Восемь глав этого последнего, оставшегося незавершенным произведения были опубликованы при жизни писателя в 1954 году: газета "Челябинский рабочий" от 6, 7, 10 и 17 октября; журнал "Огонек" №№ 42-45; "Литературная газета" от 11 ноября. Заметки к плану произведения и черновики первых глав впервые напечатаны в 3-м томе посмертного собрания сочинений писателя в 5 томах, выпущенных издательством "Художественная литература" в 1959 - 1961 годах.
Замысел романа "Черная металлургия" относится к началу 50-х годов.
В третий том Собрания сочинений включены повести, рассказы, очерки, киносценарии, главы и наброски романа "Черная металлургия".
Содержание:
ЧАСТЬ ПЕРВАЯ 1
ПРИЛОЖЕНИЕ 14
ЧЕРНАЯ МЕТАЛЛУРГИЯ - (Заметки к плану) 14
ИЗ ЧЕРНОВИКОВ ПЕРВЫХ ГЛАВ 29
ПРИМЕЧАНИЯ 32
Примечания 33
ЧАСТЬ ПЕРВАЯ
I
Она медленно, словно бы еще раздумывая, приподняла над ведром тряпку со стекающей с нее грязной водой, постояла так одно мгновение и вдруг шлепнула тряпкой об пол, выпустив ее из рук.

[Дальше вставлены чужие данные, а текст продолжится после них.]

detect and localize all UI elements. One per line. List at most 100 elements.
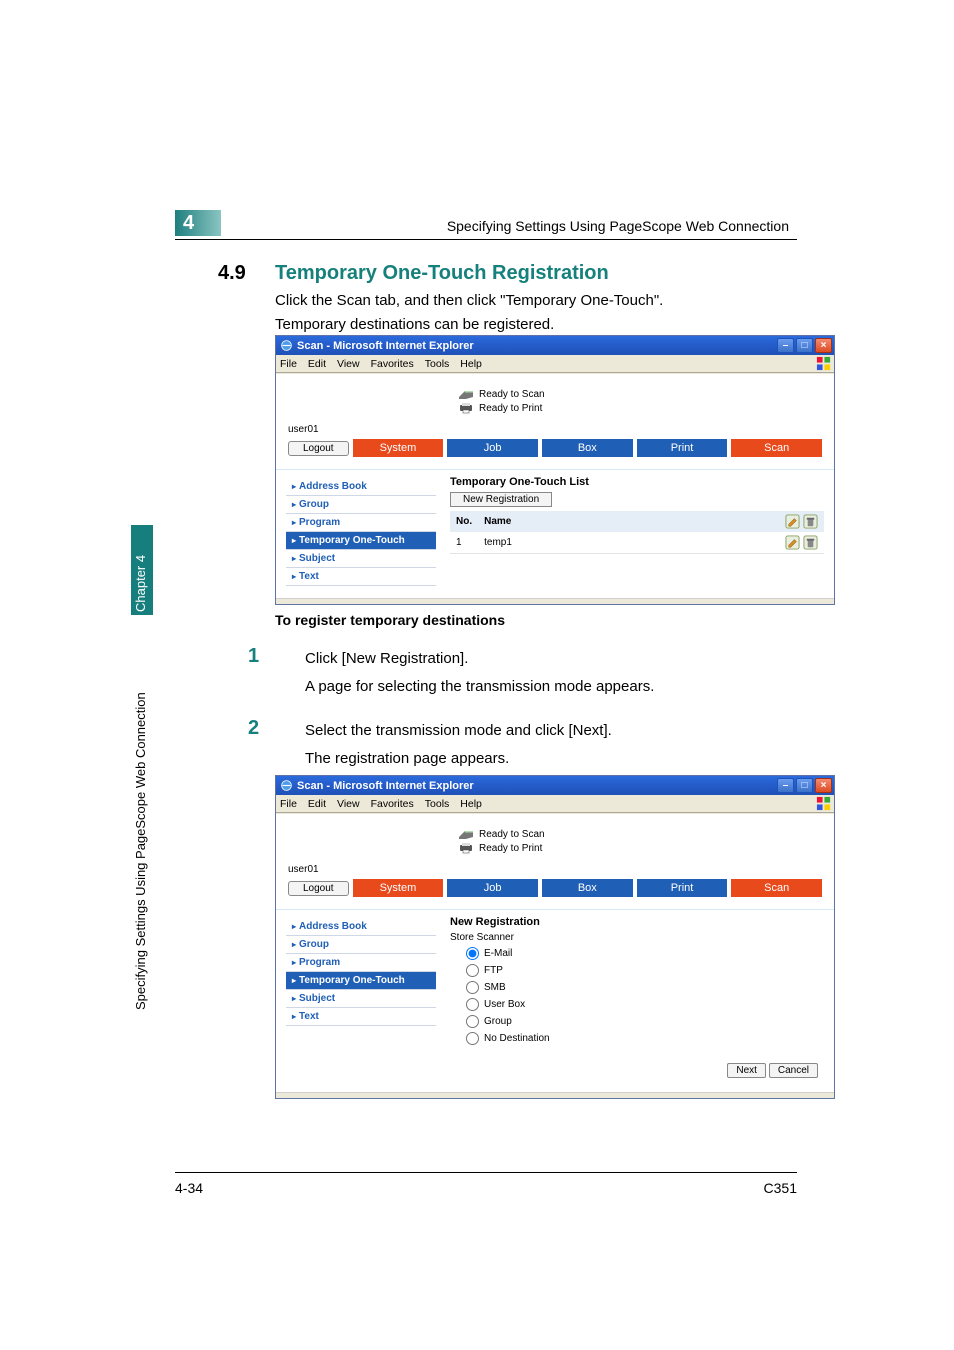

Звонкая лучистая лужа расплеснулась по крашеному полу, и брызги попали Павлуше на сапоги. Павлуша стоял у двери на лестницу, весь освещенный ранним утренним солнцем. Оно врывалось в переднюю через распахнутые двери комнаты, которую он называл своим кабинетом, - оттуда доносился тяжелый храп отца.
Павлуша понял, что жена рассердилась, рассердилась, как никогда за пять лет их совместной жизни, и в больших серых глазах его, светившихся добродушным мальчишеским лукавством, появилось выражение удивления и жалости к жене.
Даже в этом ее жесте, когда она так вспылила, было что-то беспомощное. Она не швырнула эту тряпку ему под ноги, а точно постелила перед ним. Несмотря на ее двадцать четыре года и на двух ребят, характер ее все еще не мог сформироваться. Чувствам ее всегда не хватало полноты выражения. Гневные слова, вот-вот готовые вырваться из ее полуоткрытого рта с изогнутыми губами, не могли найти себе формы, как и чувства. Она молча стояла перед мужем, отставив кисти рук, с обручальным кольцом на безымянном пальце правой руки, чтобы не замочить застиранный розовый халатик в сиреневых цветочках, наброшенный на голое тело. Глаза ее, густой синевы, смотрели на Павлушу, казалось, без всякого выражения. Ни одна морщинка не бороздила ее чистого лба. Даже румянец выступил на ее детских скулах не от того, что она рассердилась, а от того, что в эти последние минуты, перед тем как Павлуше уйти, пока они ссорились, она, не разгибаясь, мыла пол в передней.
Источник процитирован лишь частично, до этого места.